Unlike standard flu vaccines that provide one or two versions of hemagglutinin, the experimental vaccine includes 20 different types in hopes of getting the immune system to recognize any flu viruses it may encounter in the future.
In laboratory experiments, the immune systems of vaccinated animals recognized the hemagglutinin proteins and defended against 18 different strains of influenza A and two strains of influenza B. Vaccine-induced antibody levels remained unchanged for at least four months, according to a report published in the journal Science.
The vaccine reduced signs of illness and protected from death even when the ferrets were exposed to a different type of flu that is not in the vaccine, the researchers said.

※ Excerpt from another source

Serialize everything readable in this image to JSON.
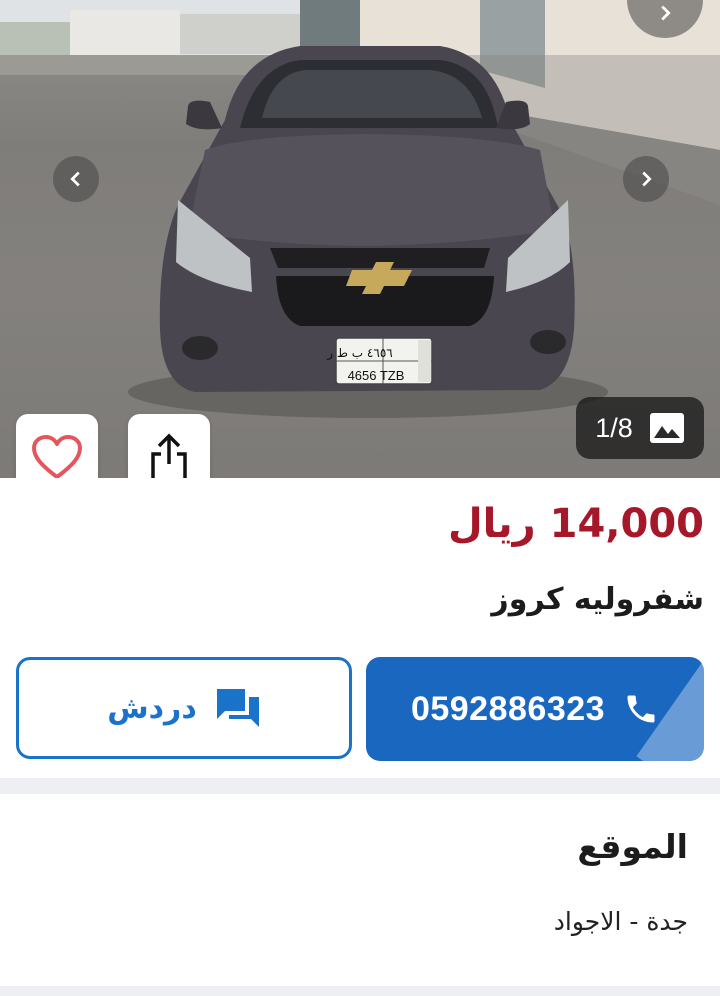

Moderna and Pfizer have mRNA flu vaccines in late-stage human testing, and GSK and partner CureVac are testing an mRNA flu vaccine in an early-stage human safety assessment. These vaccines are designed to protect against only four newly circulating influenza strains, but theoretically they could be changed each year.
The universal flu vaccine, if successful in human trials, would not necessarily prevent infection. The goal is to provide lasting protection against serious illness and death, Hensley said.
Questions remain about how to judge efficacy and possible regulatory requirements for a vaccine against possible future viruses that are not currently circulating, wrote Alyson Kelvin and Darryl Falzarano of the University of Saskatchewan in Canada in a commentary published with the study.
While the promising results with the new vaccine “suggest a protective capacity against all influenza virus subtypes, we cannot be sure until clinical trials in volunteers are completed,” said Adolfo García-Sastrem, director of the Institute of Global Health and Pathogens. Emergents from Mount Sinai Hospital in New York, in a statement.